COMMUNITY…COMMUNICATION – Within just days of ceding power to the Health Commissioner in October, 1918, St. Louis’ response was multi-sector and community-wide. Unlike Chicago and Kansas City, St. Louis’ public complied with orders from experts and calls for assistance, sharing in sacrifice and success. We’ve worked hard to communicate to our students (current and prospective), our community partners (donors and agencies), and to the broader public what we know and what we don’t yet, and how we will act to preserve the purpose and the human and financial resources of the Foundation, with our vision still trained on the next 100 years.
In studying our region’s response to epidemic 100 years ago, we see the soil in which our organization took root. The Scholarship Foundation of St. Louis is, at the core, an organization of learners. We have established credibility and fostered relationships for a century, positioning us well for this moment.

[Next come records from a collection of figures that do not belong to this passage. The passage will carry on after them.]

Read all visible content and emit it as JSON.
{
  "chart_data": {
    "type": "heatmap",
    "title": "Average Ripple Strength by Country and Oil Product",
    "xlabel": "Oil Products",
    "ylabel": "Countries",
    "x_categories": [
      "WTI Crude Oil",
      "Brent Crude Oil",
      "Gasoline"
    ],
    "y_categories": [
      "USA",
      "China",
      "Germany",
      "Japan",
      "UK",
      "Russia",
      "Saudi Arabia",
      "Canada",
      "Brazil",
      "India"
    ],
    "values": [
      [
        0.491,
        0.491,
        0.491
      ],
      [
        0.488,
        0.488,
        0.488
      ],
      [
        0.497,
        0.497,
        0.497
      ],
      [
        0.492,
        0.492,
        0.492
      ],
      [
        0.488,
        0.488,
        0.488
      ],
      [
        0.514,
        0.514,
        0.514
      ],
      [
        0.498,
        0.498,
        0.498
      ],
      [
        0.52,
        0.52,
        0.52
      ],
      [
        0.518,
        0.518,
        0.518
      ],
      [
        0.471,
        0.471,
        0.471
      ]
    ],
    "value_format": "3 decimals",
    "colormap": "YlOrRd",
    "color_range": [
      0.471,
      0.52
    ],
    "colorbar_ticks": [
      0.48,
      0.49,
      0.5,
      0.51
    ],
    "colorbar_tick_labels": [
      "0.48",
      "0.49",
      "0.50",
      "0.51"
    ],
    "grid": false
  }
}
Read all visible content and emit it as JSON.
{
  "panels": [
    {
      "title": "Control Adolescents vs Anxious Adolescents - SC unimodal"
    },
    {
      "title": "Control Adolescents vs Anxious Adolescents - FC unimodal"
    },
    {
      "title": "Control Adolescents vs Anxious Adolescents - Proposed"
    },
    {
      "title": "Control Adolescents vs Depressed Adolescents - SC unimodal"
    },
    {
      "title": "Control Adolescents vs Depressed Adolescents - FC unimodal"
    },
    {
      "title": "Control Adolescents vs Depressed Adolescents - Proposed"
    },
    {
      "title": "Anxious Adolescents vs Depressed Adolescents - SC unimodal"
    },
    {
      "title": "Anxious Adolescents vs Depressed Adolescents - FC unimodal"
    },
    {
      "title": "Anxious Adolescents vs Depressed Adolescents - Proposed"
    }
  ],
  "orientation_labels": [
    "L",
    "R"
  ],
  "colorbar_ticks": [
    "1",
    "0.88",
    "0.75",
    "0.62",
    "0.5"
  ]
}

As we write, we are deeply concerned that some insist on considering this Friday, May 1, to be “Decision Day” or “College Signing Day” for admissions and enrollment commitments to be made by students for next fall. In 1918-19, Dr. Starkloff did not rush to reopen nor did he hesitate to extend restrictions in order to save lives. One hundred years later and guided by our predecessors, we are not willing to pretend that campuses are safe or business as usual is healthy, nor push people into dangerous debt or poorly prepared learning environments (on campus or virtual) without much deeper research on the field and on each and every school our students hope to attend. Our data, programmatic and financial, are and will continue to be transparent and we will be accountable to a community that has trusted us with the most valuable resource there is, the wellbeing and the potential of the people.